Mi querida Big-Bang:

Te confieso que a veces elijo el arte por hastío. Anoche, como estaba entretenida y motivada por haber superado un lunes indolente y chungo, puse la tele y vi a todos los ministros de Interior del PP juntos alrededor de Aznar. Entré en shock: Todos lucían unas cabelleras frondosas y gobernadas con brushing y gel, la gomina silenciosa.

Tener este ojo de águila me condena a entrar en disquisiciones muy sesudas: ¿la incompetencia previene la alopecia? No estoy segura, porque sólo un día antes Felipe González dio el espaldarazo a ZP (o la zancadilla) y, queriéndolo ayudar, lo colocó con su sola presencia en su sitio, a dos metros bajo tierra. Pero yo sólo podía fijarme en su cabeza plateada y más tupida que el campo de golf de la Moraleja.

Mi padre siempre me ha tachado de “sociata” con una sonrisa benévola. El padre de mi amiga M., rojo y de barrio obrero, daba por hecho que yo era rubia y conservatriz. Las mechas, como el barrio, ejercen un efecto despistante cuando hablamos de filiación política. Hace 20 años era mucho más claro: la izquierda se teñía de caoba o pelirrojo furioso y la derecha iba a LLongueras a darse “rayos de sol”. Hoy se ha perdido el respeto a los colores y a la selección española, no sé muy bien por qué, la llaman “la roja”. ¿Qué pasa con el amarillo?
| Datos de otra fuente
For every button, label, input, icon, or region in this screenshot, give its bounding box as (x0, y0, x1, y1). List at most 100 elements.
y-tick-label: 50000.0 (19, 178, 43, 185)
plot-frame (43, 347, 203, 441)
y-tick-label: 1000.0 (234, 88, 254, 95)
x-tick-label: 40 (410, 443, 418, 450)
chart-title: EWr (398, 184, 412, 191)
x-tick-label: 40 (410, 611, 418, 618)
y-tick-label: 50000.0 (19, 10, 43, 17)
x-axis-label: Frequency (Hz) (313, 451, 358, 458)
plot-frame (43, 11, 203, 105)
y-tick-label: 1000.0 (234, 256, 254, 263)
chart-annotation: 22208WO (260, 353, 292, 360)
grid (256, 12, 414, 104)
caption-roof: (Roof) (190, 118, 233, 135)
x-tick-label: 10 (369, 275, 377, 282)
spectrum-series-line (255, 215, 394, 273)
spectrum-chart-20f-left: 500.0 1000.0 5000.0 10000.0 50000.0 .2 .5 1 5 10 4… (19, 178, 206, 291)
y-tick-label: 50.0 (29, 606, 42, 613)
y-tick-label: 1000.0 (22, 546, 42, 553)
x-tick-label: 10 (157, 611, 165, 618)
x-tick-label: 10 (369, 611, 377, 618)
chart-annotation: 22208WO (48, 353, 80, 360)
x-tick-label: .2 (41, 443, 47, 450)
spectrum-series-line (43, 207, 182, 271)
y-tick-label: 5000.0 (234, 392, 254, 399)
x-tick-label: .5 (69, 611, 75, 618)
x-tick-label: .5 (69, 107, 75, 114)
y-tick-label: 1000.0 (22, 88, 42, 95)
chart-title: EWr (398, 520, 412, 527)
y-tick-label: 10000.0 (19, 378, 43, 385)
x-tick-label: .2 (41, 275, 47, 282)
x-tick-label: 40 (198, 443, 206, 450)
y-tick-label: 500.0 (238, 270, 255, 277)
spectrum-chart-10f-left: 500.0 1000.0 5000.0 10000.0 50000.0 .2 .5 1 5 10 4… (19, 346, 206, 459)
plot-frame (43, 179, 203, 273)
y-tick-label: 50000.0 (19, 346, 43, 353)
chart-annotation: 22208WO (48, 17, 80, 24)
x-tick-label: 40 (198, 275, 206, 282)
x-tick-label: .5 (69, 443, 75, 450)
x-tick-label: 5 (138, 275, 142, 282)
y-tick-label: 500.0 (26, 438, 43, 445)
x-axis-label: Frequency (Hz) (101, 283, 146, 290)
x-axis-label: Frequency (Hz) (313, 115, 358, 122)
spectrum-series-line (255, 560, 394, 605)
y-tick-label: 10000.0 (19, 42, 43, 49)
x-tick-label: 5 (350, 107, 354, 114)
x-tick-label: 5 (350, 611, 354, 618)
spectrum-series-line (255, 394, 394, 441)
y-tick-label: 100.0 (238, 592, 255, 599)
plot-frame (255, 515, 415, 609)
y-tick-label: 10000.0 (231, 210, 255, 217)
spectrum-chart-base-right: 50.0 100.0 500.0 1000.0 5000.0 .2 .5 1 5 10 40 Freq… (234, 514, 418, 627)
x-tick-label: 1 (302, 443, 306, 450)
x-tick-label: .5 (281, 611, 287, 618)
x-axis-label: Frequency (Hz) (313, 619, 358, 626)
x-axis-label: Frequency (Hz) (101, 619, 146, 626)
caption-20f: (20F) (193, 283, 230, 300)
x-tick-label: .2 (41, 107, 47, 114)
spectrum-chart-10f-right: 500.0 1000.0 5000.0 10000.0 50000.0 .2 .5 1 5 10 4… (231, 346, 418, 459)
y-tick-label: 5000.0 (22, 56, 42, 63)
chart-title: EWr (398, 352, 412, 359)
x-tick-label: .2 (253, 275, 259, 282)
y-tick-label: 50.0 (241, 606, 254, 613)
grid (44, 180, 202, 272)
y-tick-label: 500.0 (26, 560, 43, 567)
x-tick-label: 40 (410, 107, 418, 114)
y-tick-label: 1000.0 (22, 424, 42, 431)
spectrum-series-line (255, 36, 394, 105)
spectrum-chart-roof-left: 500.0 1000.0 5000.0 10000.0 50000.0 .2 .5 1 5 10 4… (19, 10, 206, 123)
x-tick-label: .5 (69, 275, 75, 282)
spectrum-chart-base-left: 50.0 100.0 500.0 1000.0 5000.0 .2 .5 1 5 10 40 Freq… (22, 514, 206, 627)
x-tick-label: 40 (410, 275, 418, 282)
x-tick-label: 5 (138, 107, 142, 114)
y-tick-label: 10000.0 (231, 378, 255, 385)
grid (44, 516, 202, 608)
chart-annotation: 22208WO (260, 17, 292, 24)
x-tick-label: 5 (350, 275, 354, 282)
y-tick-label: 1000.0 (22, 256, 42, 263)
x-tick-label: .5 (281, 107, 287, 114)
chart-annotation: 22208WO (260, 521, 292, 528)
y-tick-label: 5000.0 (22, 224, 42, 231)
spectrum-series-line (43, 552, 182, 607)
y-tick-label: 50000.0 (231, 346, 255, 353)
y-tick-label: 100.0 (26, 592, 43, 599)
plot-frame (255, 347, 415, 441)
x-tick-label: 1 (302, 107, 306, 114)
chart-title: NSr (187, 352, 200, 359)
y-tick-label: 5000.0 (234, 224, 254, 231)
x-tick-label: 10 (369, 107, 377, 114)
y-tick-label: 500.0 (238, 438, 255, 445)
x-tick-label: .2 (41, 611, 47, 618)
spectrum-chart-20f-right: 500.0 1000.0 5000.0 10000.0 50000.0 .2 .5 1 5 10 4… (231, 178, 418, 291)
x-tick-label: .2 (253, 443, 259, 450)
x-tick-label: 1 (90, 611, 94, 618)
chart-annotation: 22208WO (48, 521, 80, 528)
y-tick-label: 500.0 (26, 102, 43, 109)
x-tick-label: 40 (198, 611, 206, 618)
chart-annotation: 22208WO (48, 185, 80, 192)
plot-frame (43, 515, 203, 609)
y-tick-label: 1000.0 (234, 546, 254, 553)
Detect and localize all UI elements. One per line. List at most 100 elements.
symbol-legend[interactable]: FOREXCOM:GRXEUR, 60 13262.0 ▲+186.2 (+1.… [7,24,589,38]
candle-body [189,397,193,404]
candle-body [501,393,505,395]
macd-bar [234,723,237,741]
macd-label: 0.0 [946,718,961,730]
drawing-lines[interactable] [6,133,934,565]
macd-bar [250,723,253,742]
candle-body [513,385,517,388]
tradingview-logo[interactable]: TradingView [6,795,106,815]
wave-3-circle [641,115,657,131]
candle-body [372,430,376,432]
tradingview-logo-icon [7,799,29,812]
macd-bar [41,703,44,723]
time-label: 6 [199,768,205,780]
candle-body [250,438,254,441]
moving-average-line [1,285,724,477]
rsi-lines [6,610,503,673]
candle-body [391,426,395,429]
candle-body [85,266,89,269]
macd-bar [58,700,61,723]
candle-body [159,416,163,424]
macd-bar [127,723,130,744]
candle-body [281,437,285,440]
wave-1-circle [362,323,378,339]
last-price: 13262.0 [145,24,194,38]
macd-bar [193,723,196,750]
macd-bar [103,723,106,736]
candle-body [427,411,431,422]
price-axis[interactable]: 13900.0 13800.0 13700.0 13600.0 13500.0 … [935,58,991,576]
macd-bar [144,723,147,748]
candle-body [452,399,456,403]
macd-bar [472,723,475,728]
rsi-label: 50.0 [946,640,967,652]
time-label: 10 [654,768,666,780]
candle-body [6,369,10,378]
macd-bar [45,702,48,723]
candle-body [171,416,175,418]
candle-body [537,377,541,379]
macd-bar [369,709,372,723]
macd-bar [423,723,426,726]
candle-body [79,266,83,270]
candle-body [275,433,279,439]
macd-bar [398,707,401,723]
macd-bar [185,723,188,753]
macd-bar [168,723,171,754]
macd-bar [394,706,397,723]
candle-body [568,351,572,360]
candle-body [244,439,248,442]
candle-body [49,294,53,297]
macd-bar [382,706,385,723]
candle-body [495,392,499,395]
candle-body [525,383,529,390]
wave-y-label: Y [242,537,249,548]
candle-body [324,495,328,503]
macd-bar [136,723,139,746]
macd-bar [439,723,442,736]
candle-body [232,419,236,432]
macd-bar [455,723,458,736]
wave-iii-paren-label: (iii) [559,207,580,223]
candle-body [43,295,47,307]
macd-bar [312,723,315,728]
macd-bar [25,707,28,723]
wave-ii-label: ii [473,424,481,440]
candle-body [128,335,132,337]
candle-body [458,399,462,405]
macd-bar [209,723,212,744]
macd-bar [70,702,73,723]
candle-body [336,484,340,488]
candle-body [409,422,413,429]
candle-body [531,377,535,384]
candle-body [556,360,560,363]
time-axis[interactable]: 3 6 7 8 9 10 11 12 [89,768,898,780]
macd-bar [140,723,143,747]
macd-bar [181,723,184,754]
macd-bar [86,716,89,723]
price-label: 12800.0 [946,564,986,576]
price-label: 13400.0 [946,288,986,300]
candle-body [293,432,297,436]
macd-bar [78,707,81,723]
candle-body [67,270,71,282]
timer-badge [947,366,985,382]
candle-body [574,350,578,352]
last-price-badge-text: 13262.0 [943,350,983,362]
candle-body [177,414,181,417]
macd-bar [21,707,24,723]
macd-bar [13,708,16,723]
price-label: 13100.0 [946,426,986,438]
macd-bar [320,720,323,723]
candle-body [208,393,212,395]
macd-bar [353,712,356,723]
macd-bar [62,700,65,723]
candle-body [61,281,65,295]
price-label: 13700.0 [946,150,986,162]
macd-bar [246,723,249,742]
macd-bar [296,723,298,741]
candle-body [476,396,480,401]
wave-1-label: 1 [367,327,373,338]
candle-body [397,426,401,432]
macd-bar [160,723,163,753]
Pensarás que esta preocupación cromática añade una neura más a lo mío. Pues estás en lo cierto. Yo huyo instintivamente del rosa, del azul turquesa y de los marrones (de éstos me caen mogollón, pero esa esa es otra historia). Cada vez que me compro un vestido rojo para sentirme sexy y Marilyn, acaba desterrado en el armario, y nueve de cada diez días elijo el negro o alrededores para epatar en sociedad. O sea, que soy una mortis, una especie de viuda temprana con escasa capacidad de riesgo. Lo único que me salva es que tengo pelo de rata, no como Ángel Acebes o Jaime Mayor Oreja. Uff.

Buen pensado, puede que elija el arte para eludir las interpretaciones cromáticas. Un cuadro es impresión, sacudida, provocación o calma. Me gusta recorrer las galerías sola y que nadie me explique qué pretendía su autor. Odio los auriculares donde una voz impostada y naranja te invita a pensar en el sentido correcto. Yo querría, en todo caso, una orientación en tono bergamota o cilantro, pero como no existen esos colores porque somos cromáticamente convencionales, me quedo con el silencio arcoiris e interpreto a mi libre albedrío.

Así que, al igual que Holly Golightly, me dispongo a vivir un día verde con reminiscencias doradas. Lo mismo me planto un vestidito cóctel amarillo y un Marlboro con boquilla para echarme a la calle y puede que me salga a una terraza a cantar Moon River con mi voz desentonada y febril. Se acabaron los convencionalismos, las siglas asociadas a un pantone, el tinte inadecuado y el pensamiento azul cobalto (¿casi negro?). Voy a ser británica y a mezclar sin tino. Desatino o muerte. Cromaticidio al poder. Fijo que así consigo un pelo Pantene para la eternidad.